How Creativity Can Inform Our Work (aka how my mother influenced what I do)

My mother recently gave an intimate talk on creativity. She has been creating for over seven decades as a painter, gardener, chef, house renovator - really in everything she does. So she has bona fides in the subject area. 

In all those years, this was the first time she says she has ever publicly talked about her paintings and she revealed that she was a bit anxious talking about the idea of 'creativity.' - How do you describe something that just is.

Spoiler alert - she was amazing at it. 

Two things in particular snuck up on me, and then, with the force of a compass needle finding its place pointing north, revealed the influence my mother's creativity has on my work.

First, she spoke of how creativity is about coming into something without 'any rules about a certain product expected [of the work].'

Second, she explained how she always started with just observing - seeing what you see without judgement or expectation. 

(In fact, I can still hear her instructing my daughters to not paint the thing they are looking at, but to just find the lines, the shapes, the shadows, the colors...and then trust your hand - advice I hope they hold for their lives)

Now, one might assume that my mother is an incredible realistic painter. This I wouldn't know because her pieces are far from realistic - but they are real. 

What you see as the artwork in this post is that she may be looking from the porch of her home at the cityscape of the East Bay and the 'reality' in front of her, but through her eyes, heart, and hand she doesn't try to reproduce. She interprets and allows for a vibrant representation to emerge.

View from Deck - Nancy Talcott
 

So there is definitely an expression and an interpretation that grows from those initial observations without expectation. But this comes out of a place of starting where there are no assumptions or prejudgements and listening to what your observations tell you about what is there and what is possible.

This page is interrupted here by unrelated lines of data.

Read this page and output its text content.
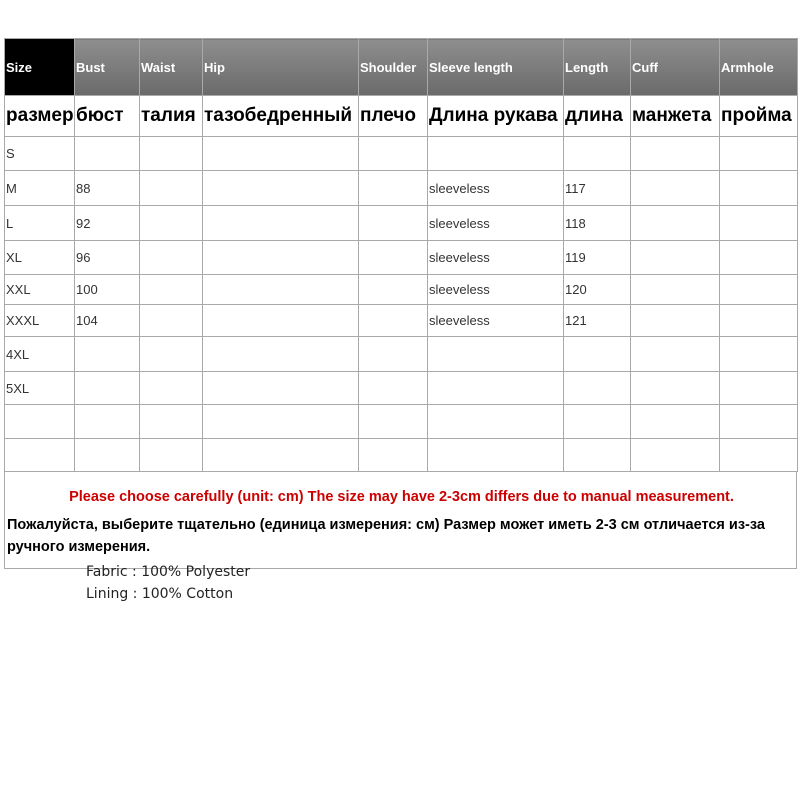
Size	Bust	Waist	Hip	Shoulder	Sleeve length	Length	Cuff	Armhole
размер	бюст	талия	тазобедренный	плечо	Длина рукава	длина	манжета	пройма
S								
M	88				sleeveless	117		
L	92				sleeveless	118		
XL	96				sleeveless	119		
XXL	100				sleeveless	120		
XXXL	104				sleeveless	121		
4XL								
5XL								

Please choose carefully (unit: cm) The size may have 2-3cm differs due to manual measurement.
Пожалуйста, выберите тщательно (единица измерения: см) Размер может иметь 2-3 см отличается из-за ручного измерения.
Fabric : 100% Polyester
Lining : 100% Cotton
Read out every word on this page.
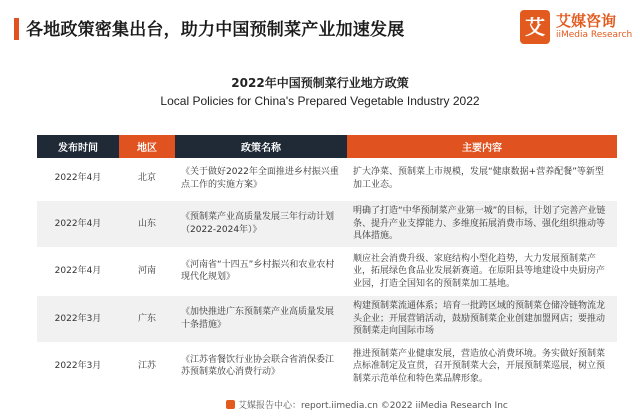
各地政策密集出台，助力中国预制菜产业加速发展	艾 艾媒咨询
iiMedia Research
2022年中国预制菜行业地方政策
Local Policies for China's Prepared Vegetable Industry 2022
发布时间	地区	政策名称	主要内容
2022年4月	北京	《关于做好2022年全面推进乡村振兴重点工作的实施方案》	扩大净菜、预制菜上市规模，发展“健康数据+营养配餐”等新型加工业态。
2022年4月	山东	《预制菜产业高质量发展三年行动计划（2022-2024年）》	明确了打造“中华预制菜产业第一城”的目标，计划了完善产业链条、提升产业支撑能力、多维度拓展消费市场、强化组织推动等具体措施。
2022年4月	河南	《河南省“十四五”乡村振兴和农业农村现代化规划》	顺应社会消费升级、家庭结构小型化趋势，大力发展预制菜产业，拓展绿色食品业发展新赛道。在原阳县等地建设中央厨房产业园，打造全国知名的预制菜加工基地。
2022年3月	广东	《加快推进广东预制菜产业高质量发展十条措施》	构建预制菜流通体系；培育一批跨区域的预制菜仓储冷链物流龙头企业；开展营销活动，鼓励预制菜企业创建加盟网店；要推动预制菜走向国际市场
2022年3月	江苏	《江苏省餐饮行业协会联合省消保委江苏预制菜放心消费行动》	推进预制菜产业健康发展，营造放心消费环境。务实做好预制菜点标准制定及宣贯，召开预制菜大会，开展预制菜巡展，树立预制菜示范单位和特色菜品牌形象。
艾媒报告中心：report.iimedia.cn ©2022 iiMedia Research Inc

Audience members kept asking her where she started the painting - meaning which subject did she start with and which strokes came first. Every time she answered with a bit of befuddlement at the question, simply saying 'I always start with observation,' not a stroke of the brush. She went on to explain how she often starts the brush stroke without even glancing at the canvas first.

By the way, my mother often paints over old paintings - recognizing that what she painted before doesn't matter if what she observes now demands a different stroke - WOW MOM! That is the golden nugget.
(anyone notice WOW and MOM are just flipped versions of each other)

As I hold that idea up against the world of strategy and culture and organizational design that I navigate in my work, I realize how often people are focused on either where we have been or where we need to go - entering that space with assumptions about what we think things are or should be.

How often are we truly stopping to observe first without aim or assumptions. Considering the questions:

  • Who is affected and in what way?

  • What are people actually experiencing?

  • What outcomes for people and the environment are actually being achieved, or denied?

  • What things are being valued?

Questions about what we are observing, as opposed to what we are doing.

In what ways are we allowing ourselves to observe what people are actually experiencing without the filter of what we believe is the way it is or should be?

We can all take a cue from my mother's  'creativity' as we approach our organizational work.

Consider what you might create if you stopped, looked up, and started designing based on what you saw in the community versus what you want your canvas (aka organization) to look like. 

Thank you mom for inspiring creativity in me and giving me the foundation for observing what is and responding to that as opposed to an imagined world of shoulds and what-ifs.